MISC conference keynote speaker Jim Flaherty, Canada’s Minister of Finance. / Photo: Owen Egan
MISC conference keynote speaker Jim Flaherty, Canada’s Minister of Finance. / Photo: Owen Egan

MISC conference takes a frank look at policy-making in Canada

By Pascal Zamprelli

“We will come out of this. As we come out it, we will come out strongly, stronger than ever.”

This was the message Jim Flaherty, Canada’s Minister of Finance, delivered to a packed room at the Faculty Club on March 26, as he kicked off the McGill Institute for the Study of Canada’s (MISC) annual conference, Public Policy in Crisis? Understanding Policy-Making in Canada.

But it wasn’t all good-news sloganeering. Antonia Maioni, Director of MISC and Chair of the conference, appreciated the frank way in which the minister addressed the issue of governing through a crisis. “Ministers are constrained in what they can say, particularly since anything a finance minister says can move markets,” she explained.  “What was especially interesting in his speech was that he told the story of how he and his government lived through a crisis. He brought us back to follow him as he was going through that process, and I thought that was a really engaging and powerful narrative.”

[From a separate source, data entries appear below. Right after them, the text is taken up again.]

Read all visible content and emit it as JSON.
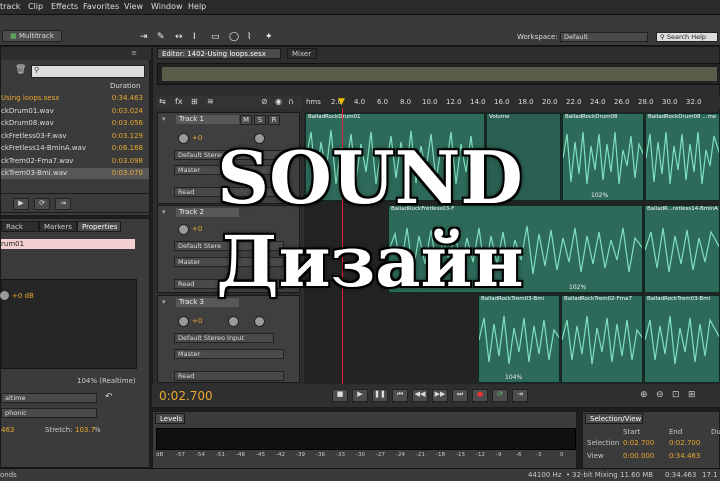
{
  "menu": [
    "track",
    "Clip",
    "Effects",
    "Favorites",
    "View",
    "Window",
    "Help"
  ],
  "toolbar": {
    "mode": "Multitrack",
    "workspace_label": "Workspace:",
    "workspace_value": "Default",
    "search_help": "Search Help"
  },
  "files_panel": {
    "duration_header": "Duration",
    "files": [
      {
        "name": "Using loops.sesx",
        "duration": "0:34.463"
      },
      {
        "name": "ckDrum01.wav",
        "duration": "0:03.024"
      },
      {
        "name": "ckDrum08.wav",
        "duration": "0:03.056"
      },
      {
        "name": "ckFretless03-F.wav",
        "duration": "0:03.129"
      },
      {
        "name": "ckFretless14-BminA.wav",
        "duration": "0:06.168"
      },
      {
        "name": "ckTrem02-Fma7.wav",
        "duration": "0:03.098"
      },
      {
        "name": "ckTrem03-Bmi.wav",
        "duration": "0:03.070"
      }
    ]
  },
  "lower_tabs": [
    "Rack",
    "Markers",
    "Properties"
  ],
  "properties": {
    "clip_name": "rum01",
    "volume": "+0 dB",
    "percent": "104%  (Realtime)",
    "mode": "altime",
    "type": "phonic",
    "value_left": "463",
    "stretch_label": "Stretch:",
    "stretch_value": "103.7",
    "stretch_unit": "%"
  },
  "editor": {
    "tab": "Editor: 1402-Using loops.sesx",
    "mixer_tab": "Mixer",
    "time": "0:02.700"
  },
  "ruler": [
    "hms",
    "2.0",
    "4.0",
    "6.0",
    "8.0",
    "10.0",
    "12.0",
    "14.0",
    "16.0",
    "18.0",
    "20.0",
    "22.0",
    "24.0",
    "26.0",
    "28.0",
    "30.0",
    "32.0"
  ],
  "tracks": [
    {
      "name": "Track 1",
      "volume": "+0",
      "input": "Default Stereo",
      "output": "Master",
      "auto": "Read"
    },
    {
      "name": "Track 2",
      "volume": "+0",
      "input": "Default Stere",
      "output": "Master",
      "auto": "Read"
    },
    {
      "name": "Track 3",
      "volume": "+0",
      "input": "Default Stereo Input",
      "output": "Master",
      "auto": "Read"
    }
  ],
  "clips": {
    "t1a": "BalladRockDrum01",
    "t1b": "Volume",
    "t1c": "BalladRockDrum08",
    "t1d": "BalladRockDrum08 ...me",
    "t2a": "BalladRockFretless03-F",
    "t2b": "BalladR...retless14-BminA",
    "t3a": "BalladRockTrem02-Fma7",
    "t3b": "BalladRockTrem03-Bmi",
    "pct": "102%",
    "pct2": "104%"
  },
  "overlay": {
    "line1": "SOUND",
    "line2": "Дизайн"
  },
  "levels": {
    "title": "Levels",
    "scale": [
      "dB",
      "-57",
      "-54",
      "-51",
      "-48",
      "-45",
      "-42",
      "-39",
      "-36",
      "-33",
      "-30",
      "-27",
      "-24",
      "-21",
      "-18",
      "-15",
      "-12",
      "-9",
      "-6",
      "-3",
      "0"
    ]
  },
  "selection_view": {
    "title": "Selection/View",
    "start_label": "Start",
    "end_label": "End",
    "dur_label": "Du",
    "selection_label": "Selection",
    "view_label": "View",
    "sel_start": "0:02.700",
    "sel_end": "0:02.700",
    "view_start": "0:00.000",
    "view_end": "0:34.463"
  },
  "status": {
    "left": "onds",
    "rate": "44100 Hz",
    "bits": "32-bit Mixing",
    "size": "11.60 MB",
    "dur": "0:34.463",
    "free": "17.1"
  }
}
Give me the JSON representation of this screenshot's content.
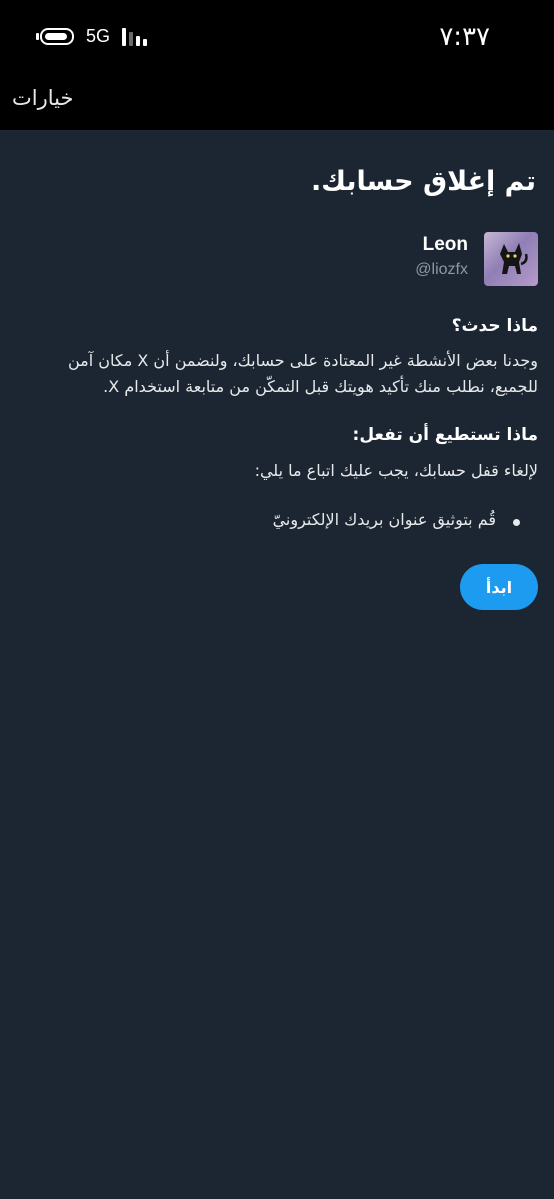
{
  "status_bar": {
    "network": "5G",
    "time": "٧:٣٧"
  },
  "app_bar": {
    "options_label": "خيارات"
  },
  "main": {
    "title": "تم إغلاق حسابك.",
    "user": {
      "name": "Leon",
      "handle": "@liozfx"
    },
    "what_happened": {
      "heading": "ماذا حدث؟",
      "body": "وجدنا بعض الأنشطة غير المعتادة على حسابك، ولنضمن أن X مكان آمن للجميع، نطلب منك تأكيد هويتك قبل التمكّن من متابعة استخدام X."
    },
    "what_to_do": {
      "heading": "ماذا تستطيع أن تفعل:",
      "body": "لإلغاء قفل حسابك، يجب عليك اتباع ما يلي:",
      "steps": [
        "قُم بتوثيق عنوان بريدك الإلكترونيّ"
      ]
    },
    "start_button": "ابدأ"
  },
  "colors": {
    "background": "#1b2632",
    "accent": "#1d9bf0",
    "secondary_text": "#8b98a5"
  }
}
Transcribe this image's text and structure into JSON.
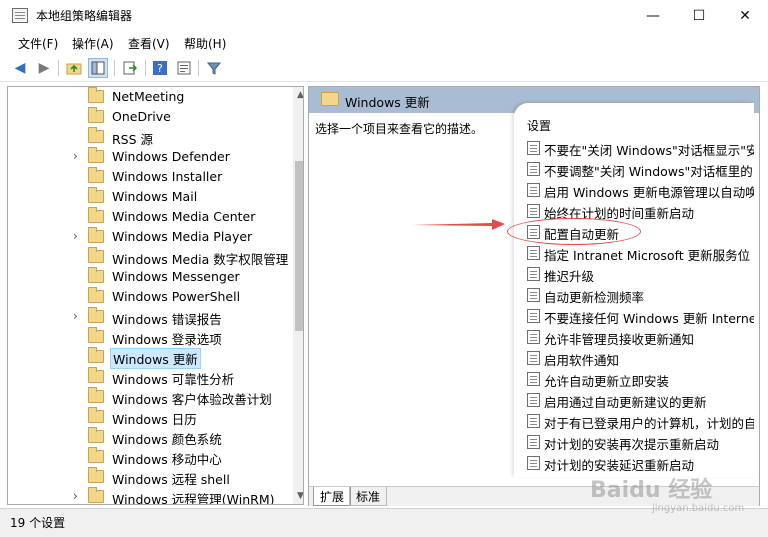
{
  "window": {
    "title": "本地组策略编辑器",
    "min": "—",
    "max": "☐",
    "close": "✕"
  },
  "menu": [
    "文件(F)",
    "操作(A)",
    "查看(V)",
    "帮助(H)"
  ],
  "tree": {
    "items": [
      {
        "label": "NetMeeting",
        "expandable": false
      },
      {
        "label": "OneDrive",
        "expandable": false
      },
      {
        "label": "RSS 源",
        "expandable": false
      },
      {
        "label": "Windows Defender",
        "expandable": true
      },
      {
        "label": "Windows Installer",
        "expandable": false
      },
      {
        "label": "Windows Mail",
        "expandable": false
      },
      {
        "label": "Windows Media Center",
        "expandable": false
      },
      {
        "label": "Windows Media Player",
        "expandable": true
      },
      {
        "label": "Windows Media 数字权限管理",
        "expandable": false
      },
      {
        "label": "Windows Messenger",
        "expandable": false
      },
      {
        "label": "Windows PowerShell",
        "expandable": false
      },
      {
        "label": "Windows 错误报告",
        "expandable": true
      },
      {
        "label": "Windows 登录选项",
        "expandable": false
      },
      {
        "label": "Windows 更新",
        "expandable": false,
        "selected": true
      },
      {
        "label": "Windows 可靠性分析",
        "expandable": false
      },
      {
        "label": "Windows 客户体验改善计划",
        "expandable": false
      },
      {
        "label": "Windows 日历",
        "expandable": false
      },
      {
        "label": "Windows 颜色系统",
        "expandable": false
      },
      {
        "label": "Windows 移动中心",
        "expandable": false
      },
      {
        "label": "Windows 远程 shell",
        "expandable": false
      },
      {
        "label": "Windows 远程管理(WinRM)",
        "expandable": true
      }
    ]
  },
  "right": {
    "header": "Windows 更新",
    "description": "选择一个项目来查看它的描述。",
    "settings_header": "设置",
    "settings": [
      "不要在\"关闭 Windows\"对话框显示\"安",
      "不要调整\"关闭 Windows\"对话框里的",
      "启用 Windows 更新电源管理以自动唤",
      "始终在计划的时间重新启动",
      "配置自动更新",
      "指定 Intranet Microsoft 更新服务位",
      "推迟升级",
      "自动更新检测频率",
      "不要连接任何 Windows 更新 Interne",
      "允许非管理员接收更新通知",
      "启用软件通知",
      "允许自动更新立即安装",
      "启用通过自动更新建议的更新",
      "对于有已登录用户的计算机，计划的自",
      "对计划的安装再次提示重新启动",
      "对计划的安装延迟重新启动"
    ]
  },
  "tabs": {
    "extended": "扩展",
    "standard": "标准"
  },
  "status": {
    "text": "19 个设置"
  },
  "watermark": {
    "main": "Baidu 经验",
    "sub": "jingyan.baidu.com"
  },
  "colors": {
    "selection": "#cce8ff",
    "header": "#a8bdd3",
    "annotation": "#e84a4a"
  }
}
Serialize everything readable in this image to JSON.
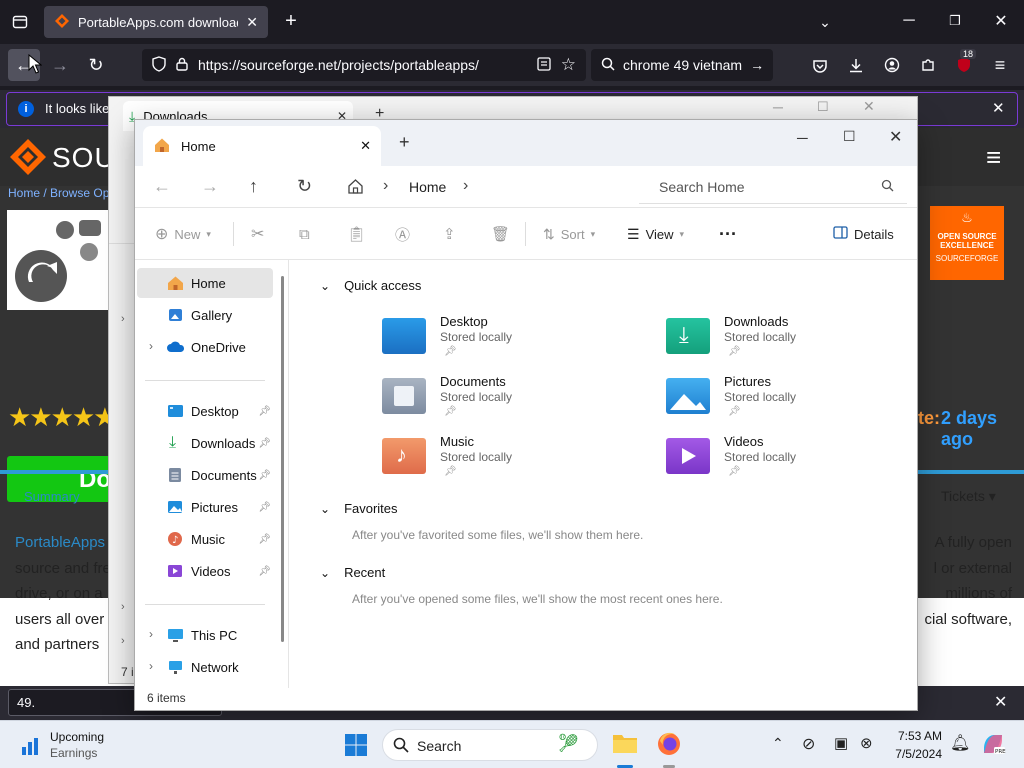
{
  "browser": {
    "tab_title": "PortableApps.com download |",
    "url": "https://sourceforge.net/projects/portableapps/",
    "search_text": "chrome 49 vietnam",
    "notification_text": "It looks like",
    "notif_badge": "18",
    "find_value": "49."
  },
  "website": {
    "logo_text": "SOUR",
    "breadcrumb": "Home / Browse Op",
    "rating_stars": "★★★★★",
    "update_label": "te:",
    "update_value": "2 days ago",
    "download_button": "Do",
    "summary_tab": "Summary",
    "tickets_tab": "Tickets ▾",
    "badge_line1": "OPEN SOURCE",
    "badge_line2": "EXCELLENCE",
    "badge_brand": "SOURCEFORGE",
    "desc_left": [
      "PortableApps",
      "source and fre",
      "drive, or on a",
      "users all over",
      "and partners"
    ],
    "desc_right": [
      "A fully open",
      "l or external",
      "millions of",
      "cial software,"
    ]
  },
  "back_window": {
    "tab_title": "Downloads",
    "side_count": "7 i"
  },
  "explorer": {
    "tab_title": "Home",
    "breadcrumb": "Home",
    "search_placeholder": "Search Home",
    "toolbar": {
      "new": "New",
      "sort": "Sort",
      "view": "View",
      "details": "Details"
    },
    "sidebar": {
      "home": "Home",
      "gallery": "Gallery",
      "onedrive": "OneDrive",
      "desktop": "Desktop",
      "downloads": "Downloads",
      "documents": "Documents",
      "pictures": "Pictures",
      "music": "Music",
      "videos": "Videos",
      "thispc": "This PC",
      "network": "Network"
    },
    "quick_access_title": "Quick access",
    "quick_access": [
      {
        "name": "Desktop",
        "status": "Stored locally"
      },
      {
        "name": "Downloads",
        "status": "Stored locally"
      },
      {
        "name": "Documents",
        "status": "Stored locally"
      },
      {
        "name": "Pictures",
        "status": "Stored locally"
      },
      {
        "name": "Music",
        "status": "Stored locally"
      },
      {
        "name": "Videos",
        "status": "Stored locally"
      }
    ],
    "favorites_title": "Favorites",
    "favorites_note": "After you've favorited some files, we'll show them here.",
    "recent_title": "Recent",
    "recent_note": "After you've opened some files, we'll show the most recent ones here.",
    "status": "6 items"
  },
  "taskbar": {
    "weather_title": "Upcoming",
    "weather_sub": "Earnings",
    "search": "Search",
    "time": "7:53 AM",
    "date": "7/5/2024"
  }
}
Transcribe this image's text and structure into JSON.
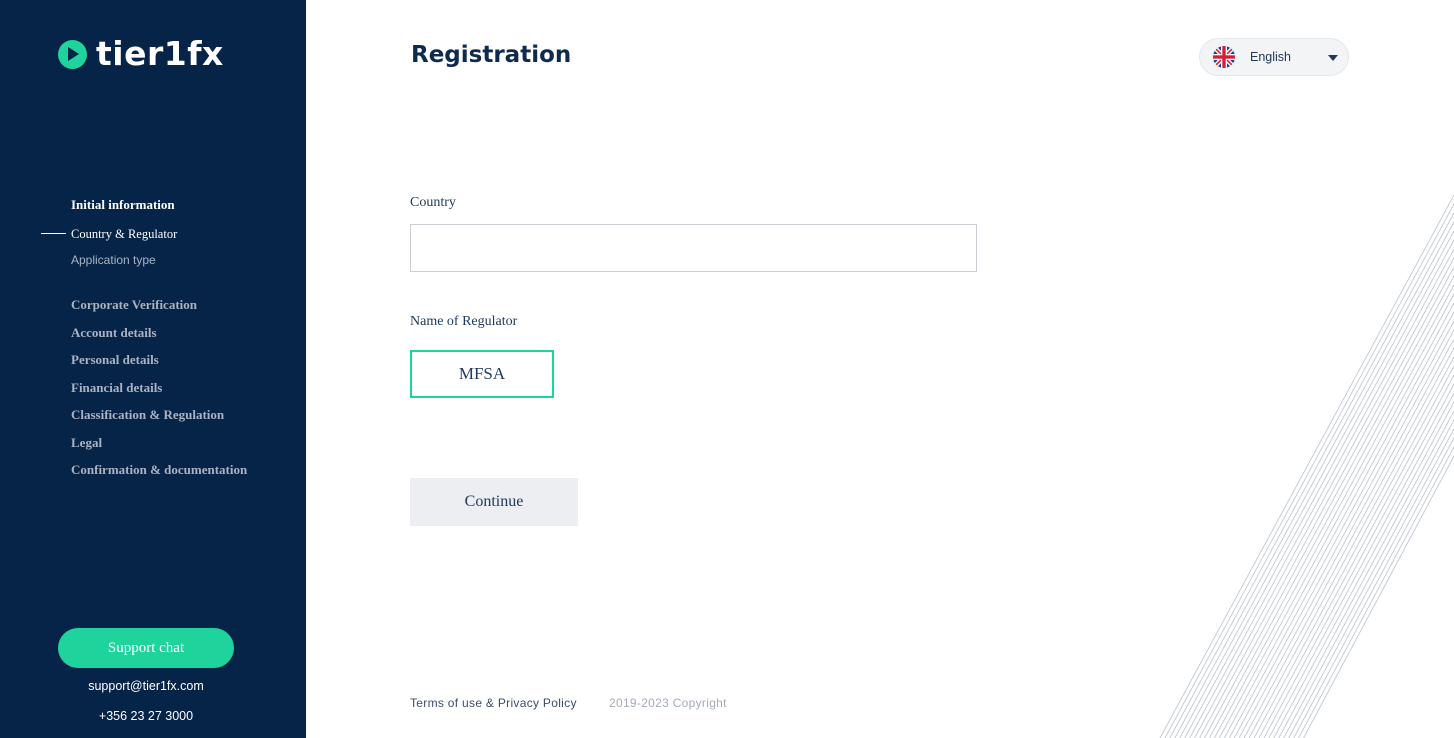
{
  "brand": {
    "name": "tier1fx",
    "accent_color": "#1ed49c",
    "sidebar_color": "#062348"
  },
  "sidebar": {
    "group_title": "Initial information",
    "substeps": [
      {
        "label": "Country & Regulator",
        "state": "active"
      },
      {
        "label": "Application type",
        "state": "inactive"
      }
    ],
    "steps": [
      "Corporate Verification",
      "Account details",
      "Personal details",
      "Financial details",
      "Classification & Regulation",
      "Legal",
      "Confirmation & documentation"
    ],
    "support_button": "Support chat",
    "support_email": "support@tier1fx.com",
    "support_phone": "+356 23 27 3000"
  },
  "header": {
    "title": "Registration",
    "language": {
      "label": "English",
      "flag_icon": "uk-flag-icon"
    }
  },
  "form": {
    "country_label": "Country",
    "country_value": "",
    "regulator_label": "Name of Regulator",
    "regulator_option": "MFSA",
    "continue_label": "Continue"
  },
  "footer": {
    "links": "Terms of use & Privacy Policy",
    "copyright": "2019-2023 Copyright"
  }
}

The conference sought to bring together academics – mostly political scientists – and practitioners – including high-level bureaucrats and former ministers – to hash out answers to some pressing questions.How do crisis conditions affect the policy-making process? What role do evidence and public opinion play? Who is contributing to policy?

The idea, said Maioni, was to “bring people together from different areas and aspects on the problem or on the question, and to have them engage not only with the audience but with one another.”

And engage they did. Things started to heat up during the first panel, which looked at the role of evidence, and especially whether good politics trump good policy evidence. “Evidence can be a wide swath of different kinds of things,” said Maioni, “and I think that was brought home most clearly by Ian Brodie, who talked about political repercussions.”

Mr. Brodie, former Chief of Staff to Prime Minister Stephen Harper, raised more than one eyebrow when defending the government’s cuts to the GST, despite mounds of economic evidence suggesting it was a bad idea. “It worked in the sense that by the end of the 2005-06 campaign, voters identified the Conservative party as the party of lower taxes,” he said. “It worked in the sense that it helped us to win.”

As for the effects of crisis conditions on policy, the exchange suggested that they can potentially be positive or negative. Former Quebec Health Minister Philippe Couillard explained how it might differ depending on the type of crisis, as well as on your level of preparation. Crises can catch governments off guard, but they can also challenge policy-makers to come up with even more innovation.

For Maioni, these debates among people operating in different policy spheres is what made the conference both engaging and productive, providing a “reality check among themselves.” She praised the very fact that “McGill is a venue for this kind of high level discussion. It’s a big coup,” she said, “just to know that we can attract these kinds of people who really make a difference in Canadian public policy.”